The first challenge fails because the entire project is geared toward lessening traffic on Virginia’s roads. Roads are one listed exemption from the internal-improvements clause (parks are the other), and while this project deals with rail travel, it’s clear from the legislative history that the thrust of this system is aimed at roadways.
As for the credit clause, the court concludes that the Commonwealth isn’t lending anything. (The clause forbids the Commonwealth to lend its credit to “any person, association, or corporation.”) This project involves a grant, creating something akin to a public-private partnership. While Norfolk Southern (an intervening defendant in this case) will own the facility, it still has obligations to the Commonwealth in the event, for example, the project is abandoned or sold.

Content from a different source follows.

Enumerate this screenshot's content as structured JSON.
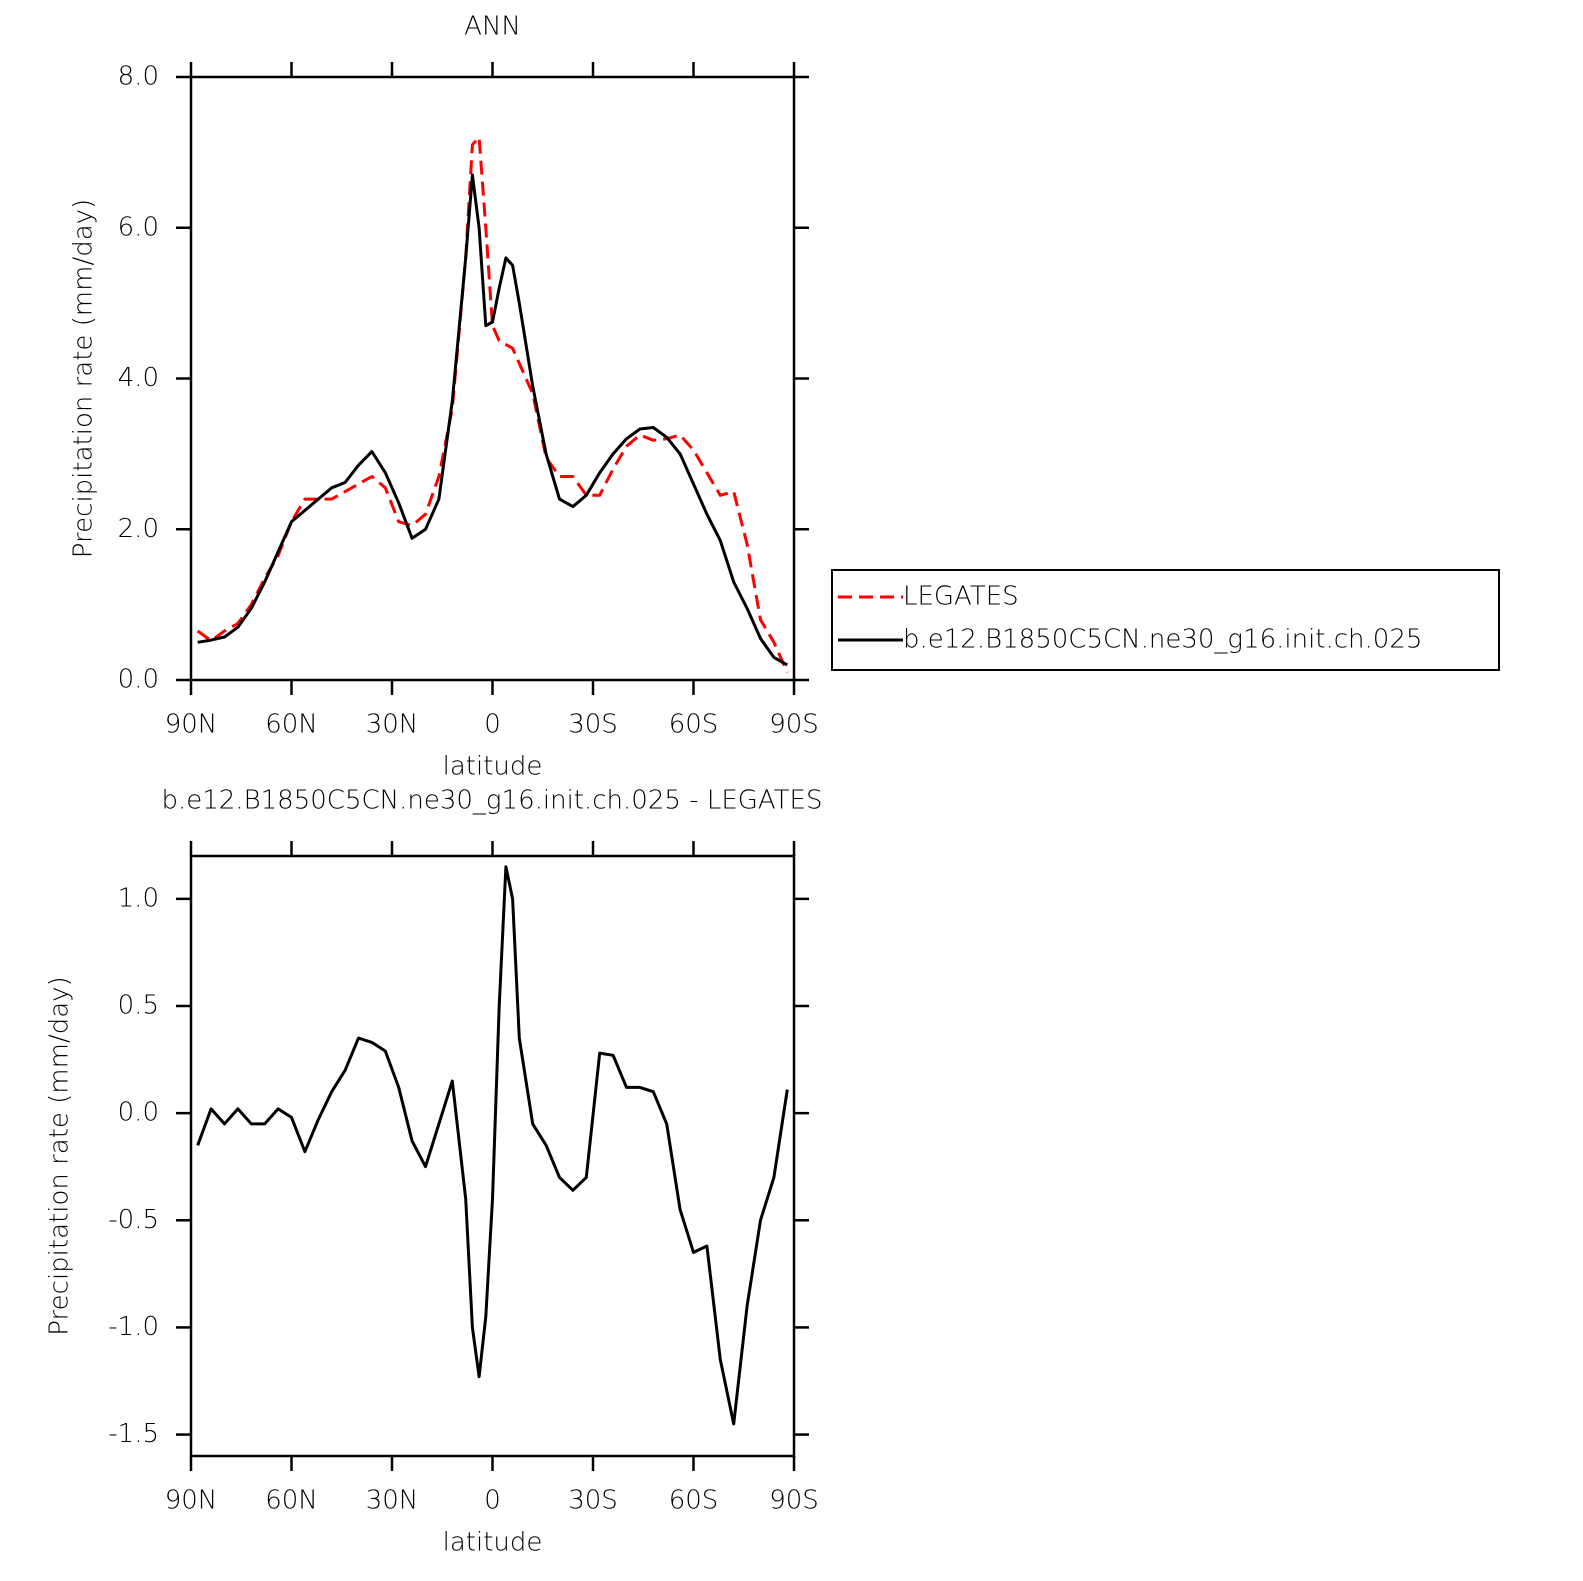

The subtext of this entire constitutional discussion is the substantial nexus between this project and public transportation considerations, along with a healthy dollop of judicial deference to legislative findings on the need for the project. (Judges may decide whether a given act is constitutional, but only legislatures can decide whether it’s wise.) Justice McClanahan meticulously lays out the legislative history of this project, leaving the reader with little doubt that it really is geared to relief of transportation problems, not private enterprise. On two occasions, she notes that by entering into this agreement, the Commonwealth is in essence purchasing additional traffic capacity on roads such as Interstate 81, now overrun with trucks beyond its design capacity.